KnowledgeGraphEmbedding
KnowledgeGraphEmbedding copied to clipboard
Memory consumption issue
I use the command:
bash run.sh train RotatE FB15k-237 0 0 1024 256 1000 9.0 1.0 0.00005 100000 16 -de
to train RotatE on a 11 GB GPU. I ensure it is completely free. I still get the following error:
2022-03-31 19:32:37,370 INFO negative_adversarial_sampling = False
2022-03-31 19:32:37,370 INFO learning_rate = 0
2022-03-31 19:32:39,079 INFO Training average positive_sample_loss at step 0: 5.635527
2022-03-31 19:32:39,079 INFO Training average negative_sample_loss at step 0: 0.003591
2022-03-31 19:32:39,079 INFO Training average loss at step 0: 2.819559
2022-03-31 19:32:39,079 INFO Evaluating on Valid Dataset...
2022-03-31 19:32:39,552 INFO Evaluating the model... (0/2192)

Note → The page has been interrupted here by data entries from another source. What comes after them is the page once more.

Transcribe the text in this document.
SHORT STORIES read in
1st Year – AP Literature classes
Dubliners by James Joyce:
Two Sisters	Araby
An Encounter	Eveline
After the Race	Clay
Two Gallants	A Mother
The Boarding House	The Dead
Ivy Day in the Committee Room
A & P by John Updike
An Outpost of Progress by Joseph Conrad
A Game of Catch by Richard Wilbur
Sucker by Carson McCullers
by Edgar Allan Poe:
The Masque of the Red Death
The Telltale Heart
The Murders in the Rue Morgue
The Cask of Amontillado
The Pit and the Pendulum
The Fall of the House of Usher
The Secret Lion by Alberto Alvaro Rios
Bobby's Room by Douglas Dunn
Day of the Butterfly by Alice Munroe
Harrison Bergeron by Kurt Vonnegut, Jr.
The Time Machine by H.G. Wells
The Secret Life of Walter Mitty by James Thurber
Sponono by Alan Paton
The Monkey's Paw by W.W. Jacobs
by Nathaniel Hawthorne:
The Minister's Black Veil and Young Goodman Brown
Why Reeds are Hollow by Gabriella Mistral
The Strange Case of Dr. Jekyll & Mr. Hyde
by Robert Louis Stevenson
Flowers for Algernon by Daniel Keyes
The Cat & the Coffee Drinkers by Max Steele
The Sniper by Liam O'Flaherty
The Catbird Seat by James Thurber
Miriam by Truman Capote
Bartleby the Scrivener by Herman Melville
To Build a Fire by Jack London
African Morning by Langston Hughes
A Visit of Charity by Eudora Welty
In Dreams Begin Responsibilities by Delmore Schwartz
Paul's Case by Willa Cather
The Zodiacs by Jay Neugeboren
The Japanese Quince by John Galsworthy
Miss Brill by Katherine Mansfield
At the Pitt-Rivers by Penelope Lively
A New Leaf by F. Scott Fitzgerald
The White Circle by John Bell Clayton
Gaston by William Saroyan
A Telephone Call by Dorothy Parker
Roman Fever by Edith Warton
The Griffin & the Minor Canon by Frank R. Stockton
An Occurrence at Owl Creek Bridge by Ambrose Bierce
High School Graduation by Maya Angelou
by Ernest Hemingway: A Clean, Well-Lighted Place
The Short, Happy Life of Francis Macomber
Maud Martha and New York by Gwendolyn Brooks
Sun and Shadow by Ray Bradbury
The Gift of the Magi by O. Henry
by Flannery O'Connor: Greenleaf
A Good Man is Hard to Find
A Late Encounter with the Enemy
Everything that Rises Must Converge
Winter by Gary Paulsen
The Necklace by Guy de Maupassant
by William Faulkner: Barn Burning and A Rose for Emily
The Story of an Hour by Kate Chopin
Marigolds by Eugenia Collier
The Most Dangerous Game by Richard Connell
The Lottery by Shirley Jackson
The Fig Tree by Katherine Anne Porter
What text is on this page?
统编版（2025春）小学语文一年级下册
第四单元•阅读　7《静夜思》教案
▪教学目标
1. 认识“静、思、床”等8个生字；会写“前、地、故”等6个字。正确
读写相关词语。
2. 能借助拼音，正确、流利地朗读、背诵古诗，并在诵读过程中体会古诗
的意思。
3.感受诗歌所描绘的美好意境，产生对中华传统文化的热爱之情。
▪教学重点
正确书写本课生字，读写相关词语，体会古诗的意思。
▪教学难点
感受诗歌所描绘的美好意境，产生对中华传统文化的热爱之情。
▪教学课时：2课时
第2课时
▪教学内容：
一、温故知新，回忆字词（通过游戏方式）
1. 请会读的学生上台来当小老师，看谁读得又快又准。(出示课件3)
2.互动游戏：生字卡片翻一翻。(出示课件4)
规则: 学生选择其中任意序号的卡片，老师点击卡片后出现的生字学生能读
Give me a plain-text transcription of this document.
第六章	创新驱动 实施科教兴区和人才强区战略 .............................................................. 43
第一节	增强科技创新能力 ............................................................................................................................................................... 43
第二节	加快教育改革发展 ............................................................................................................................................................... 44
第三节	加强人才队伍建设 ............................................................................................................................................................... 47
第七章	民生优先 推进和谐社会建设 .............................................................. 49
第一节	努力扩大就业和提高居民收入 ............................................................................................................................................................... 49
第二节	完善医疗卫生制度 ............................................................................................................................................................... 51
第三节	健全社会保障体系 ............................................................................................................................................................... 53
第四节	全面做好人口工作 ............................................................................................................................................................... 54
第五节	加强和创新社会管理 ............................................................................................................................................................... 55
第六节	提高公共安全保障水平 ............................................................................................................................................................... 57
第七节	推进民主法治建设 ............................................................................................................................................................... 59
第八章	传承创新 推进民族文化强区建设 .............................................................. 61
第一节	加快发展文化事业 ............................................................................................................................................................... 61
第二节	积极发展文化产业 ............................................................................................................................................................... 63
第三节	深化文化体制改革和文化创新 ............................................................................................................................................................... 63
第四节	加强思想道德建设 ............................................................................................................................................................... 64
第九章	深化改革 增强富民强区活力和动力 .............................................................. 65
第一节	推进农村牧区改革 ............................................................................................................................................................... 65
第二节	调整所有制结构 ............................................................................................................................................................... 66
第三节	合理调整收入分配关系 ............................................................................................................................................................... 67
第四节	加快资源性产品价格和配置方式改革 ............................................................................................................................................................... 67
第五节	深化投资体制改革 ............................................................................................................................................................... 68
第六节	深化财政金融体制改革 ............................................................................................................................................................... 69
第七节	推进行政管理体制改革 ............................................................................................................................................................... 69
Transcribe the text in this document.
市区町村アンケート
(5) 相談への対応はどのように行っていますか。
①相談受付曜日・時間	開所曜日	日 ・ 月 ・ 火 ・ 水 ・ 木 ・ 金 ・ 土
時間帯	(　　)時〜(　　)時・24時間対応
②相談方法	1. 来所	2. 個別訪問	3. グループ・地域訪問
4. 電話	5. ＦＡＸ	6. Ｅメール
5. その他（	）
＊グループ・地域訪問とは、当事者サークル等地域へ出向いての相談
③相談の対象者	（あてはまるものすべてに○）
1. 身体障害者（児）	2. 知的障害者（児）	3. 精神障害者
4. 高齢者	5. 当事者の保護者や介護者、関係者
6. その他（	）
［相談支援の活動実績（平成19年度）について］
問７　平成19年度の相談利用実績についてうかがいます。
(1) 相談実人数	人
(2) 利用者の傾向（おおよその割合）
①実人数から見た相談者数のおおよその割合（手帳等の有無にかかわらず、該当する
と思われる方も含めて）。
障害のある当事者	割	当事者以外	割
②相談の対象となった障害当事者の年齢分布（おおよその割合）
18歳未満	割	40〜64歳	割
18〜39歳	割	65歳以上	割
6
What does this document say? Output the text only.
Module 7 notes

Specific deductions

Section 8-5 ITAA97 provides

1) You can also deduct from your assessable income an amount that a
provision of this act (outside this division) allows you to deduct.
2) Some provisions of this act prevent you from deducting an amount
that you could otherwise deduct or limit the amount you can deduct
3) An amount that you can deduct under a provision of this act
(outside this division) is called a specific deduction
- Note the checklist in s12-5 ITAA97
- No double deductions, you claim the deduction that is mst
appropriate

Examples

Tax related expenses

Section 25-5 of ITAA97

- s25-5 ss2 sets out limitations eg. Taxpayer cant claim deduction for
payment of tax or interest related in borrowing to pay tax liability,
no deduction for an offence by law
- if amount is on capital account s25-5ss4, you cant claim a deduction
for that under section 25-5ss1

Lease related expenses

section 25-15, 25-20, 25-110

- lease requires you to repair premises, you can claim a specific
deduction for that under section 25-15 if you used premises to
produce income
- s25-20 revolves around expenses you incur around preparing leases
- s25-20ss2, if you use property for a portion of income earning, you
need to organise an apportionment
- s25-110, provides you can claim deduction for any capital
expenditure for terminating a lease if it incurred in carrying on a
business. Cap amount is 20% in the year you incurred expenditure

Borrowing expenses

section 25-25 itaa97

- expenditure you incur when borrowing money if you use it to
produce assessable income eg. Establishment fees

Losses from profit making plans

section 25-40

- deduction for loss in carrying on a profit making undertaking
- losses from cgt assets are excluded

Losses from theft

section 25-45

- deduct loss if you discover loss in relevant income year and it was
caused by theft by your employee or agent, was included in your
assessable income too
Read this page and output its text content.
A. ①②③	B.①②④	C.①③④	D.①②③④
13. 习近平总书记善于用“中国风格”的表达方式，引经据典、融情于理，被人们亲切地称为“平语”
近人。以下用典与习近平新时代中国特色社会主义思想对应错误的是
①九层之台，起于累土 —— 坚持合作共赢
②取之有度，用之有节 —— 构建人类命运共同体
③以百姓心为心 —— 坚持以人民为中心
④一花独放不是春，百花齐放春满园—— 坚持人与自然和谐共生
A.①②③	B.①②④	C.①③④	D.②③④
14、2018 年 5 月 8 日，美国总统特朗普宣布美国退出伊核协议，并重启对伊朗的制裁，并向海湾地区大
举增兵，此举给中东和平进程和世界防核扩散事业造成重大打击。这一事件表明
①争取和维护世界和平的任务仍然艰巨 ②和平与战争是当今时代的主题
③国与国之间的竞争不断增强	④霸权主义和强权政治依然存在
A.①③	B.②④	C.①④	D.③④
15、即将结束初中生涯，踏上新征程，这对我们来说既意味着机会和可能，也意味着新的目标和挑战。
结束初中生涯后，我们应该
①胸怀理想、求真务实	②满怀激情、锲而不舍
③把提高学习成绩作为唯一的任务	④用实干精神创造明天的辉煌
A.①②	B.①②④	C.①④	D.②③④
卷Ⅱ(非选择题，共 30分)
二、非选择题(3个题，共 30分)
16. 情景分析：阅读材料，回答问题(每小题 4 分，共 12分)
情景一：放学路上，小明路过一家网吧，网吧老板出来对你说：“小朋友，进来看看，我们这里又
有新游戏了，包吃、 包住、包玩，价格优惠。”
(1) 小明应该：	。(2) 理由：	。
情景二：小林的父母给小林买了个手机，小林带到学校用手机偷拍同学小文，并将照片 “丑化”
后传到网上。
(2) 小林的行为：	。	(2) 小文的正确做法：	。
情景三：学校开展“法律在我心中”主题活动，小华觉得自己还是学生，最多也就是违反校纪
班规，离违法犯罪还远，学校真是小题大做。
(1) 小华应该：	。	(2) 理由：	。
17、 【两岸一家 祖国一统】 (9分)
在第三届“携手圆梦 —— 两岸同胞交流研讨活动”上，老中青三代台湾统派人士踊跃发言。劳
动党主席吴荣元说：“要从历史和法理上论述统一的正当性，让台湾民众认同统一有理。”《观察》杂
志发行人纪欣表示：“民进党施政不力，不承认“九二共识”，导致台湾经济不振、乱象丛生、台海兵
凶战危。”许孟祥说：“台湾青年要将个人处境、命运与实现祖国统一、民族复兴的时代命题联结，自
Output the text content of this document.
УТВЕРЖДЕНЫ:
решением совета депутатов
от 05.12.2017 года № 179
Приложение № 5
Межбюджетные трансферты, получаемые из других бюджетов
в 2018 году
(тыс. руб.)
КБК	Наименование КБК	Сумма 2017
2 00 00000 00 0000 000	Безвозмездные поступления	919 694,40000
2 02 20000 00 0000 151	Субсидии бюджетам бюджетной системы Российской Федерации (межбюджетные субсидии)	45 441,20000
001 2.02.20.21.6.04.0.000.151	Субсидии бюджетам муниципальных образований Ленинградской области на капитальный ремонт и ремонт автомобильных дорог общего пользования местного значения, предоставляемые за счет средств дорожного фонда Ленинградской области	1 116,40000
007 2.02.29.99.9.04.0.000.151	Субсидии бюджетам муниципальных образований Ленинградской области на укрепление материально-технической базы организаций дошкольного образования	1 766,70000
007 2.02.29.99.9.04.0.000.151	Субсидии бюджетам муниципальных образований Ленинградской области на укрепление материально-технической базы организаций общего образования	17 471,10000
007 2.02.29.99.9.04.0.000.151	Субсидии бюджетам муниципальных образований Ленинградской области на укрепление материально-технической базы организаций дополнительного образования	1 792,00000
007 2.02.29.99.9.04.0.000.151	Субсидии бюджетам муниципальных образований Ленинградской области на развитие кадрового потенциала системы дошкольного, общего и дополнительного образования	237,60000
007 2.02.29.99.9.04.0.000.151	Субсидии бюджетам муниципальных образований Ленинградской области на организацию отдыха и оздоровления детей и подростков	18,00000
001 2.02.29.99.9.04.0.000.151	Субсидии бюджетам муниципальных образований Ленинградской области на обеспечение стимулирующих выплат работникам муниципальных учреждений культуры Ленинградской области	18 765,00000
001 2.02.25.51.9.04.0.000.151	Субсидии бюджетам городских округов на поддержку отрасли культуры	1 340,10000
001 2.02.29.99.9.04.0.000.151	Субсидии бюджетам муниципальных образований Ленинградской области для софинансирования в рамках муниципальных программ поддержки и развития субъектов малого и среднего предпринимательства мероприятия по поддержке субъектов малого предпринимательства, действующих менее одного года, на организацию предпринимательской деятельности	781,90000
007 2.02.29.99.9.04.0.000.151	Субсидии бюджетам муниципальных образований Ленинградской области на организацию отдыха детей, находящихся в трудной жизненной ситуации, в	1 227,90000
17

2022-03-31 19:33:38,650 INFO Evaluating the model... (1000/2192)
2022-03-31 19:34:38,503 INFO Evaluating the model... (2000/2192)
2022-03-31 19:34:49,981 INFO Valid MRR at step 0: 0.005509
2022-03-31 19:34:49,982 INFO Valid MR at step 0: 6894.798660
2022-03-31 19:34:49,982 INFO Valid HITS@1 at step 0: 0.004733
2022-03-31 19:34:49,982 INFO Valid HITS@3 at step 0: 0.005076
2022-03-31 19:34:49,982 INFO Valid HITS@10 at step 0: 0.005646
Traceback (most recent call last):
File "codes/run.py", line 371, in <module>
main(parse_args())
File "codes/run.py", line 315, in main
log = kge_model.train_step(kge_model, optimizer, train_iterator, args)
File "/home/prachi/related_work/KnowledgeGraphEmbedding/codes/model.py", line 315, in train_step
loss.backward()
File "/home/prachi/anaconda3/envs/py36/lib/python3.6/site-packages/torch/tensor.py", line 102, in backward
torch.autograd.backward(self, gradient, retain_graph, create_graph)
File "/home/prachi/anaconda3/envs/py36/lib/python3.6/site-packages/torch/autograd/__init__.py", line 90, in backward
allow_unreachable=True) # allow_unreachable flag
RuntimeError: CUDA out of memory. Tried to allocate 1.95 GiB (GPU 0; 10.92 GiB total capacity; 7.41 GiB already allocated; 1.51 GiB free; 1.52 GiB cached)
run.sh: line 79:
CUDA_VISIBLE_DEVICES=$GPU_DEVICE python -u $CODE_PATH/run.py --do_train \
--cuda \
--do_valid \
--do_test \
--data_path $FULL_DATA_PATH \
--model $MODEL \
-n $NEGATIVE_SAMPLE_SIZE -b $BATCH_SIZE -d $HIDDEN_DIM \
-g $GAMMA -a $ALPHA -adv \
-lr $LEARNING_RATE --max_steps $MAX_STEPS \
-save $SAVE --test_batch_size $TEST_BATCH_SIZE \
${14} ${15} ${16} ${17} ${18} ${19} ${20}
: No such file or directory
I get similar errors on trying to train FB15k using the command in best_config.sh file. I reduced the batchsize to 500 and it worked but the performance is much less than the numbers reported in the paper.
I am not sure what is the issue.
On running the code on a larger server I found out it is taking 13979MiB.
And reducing the advised batch size affects the model performance adversely.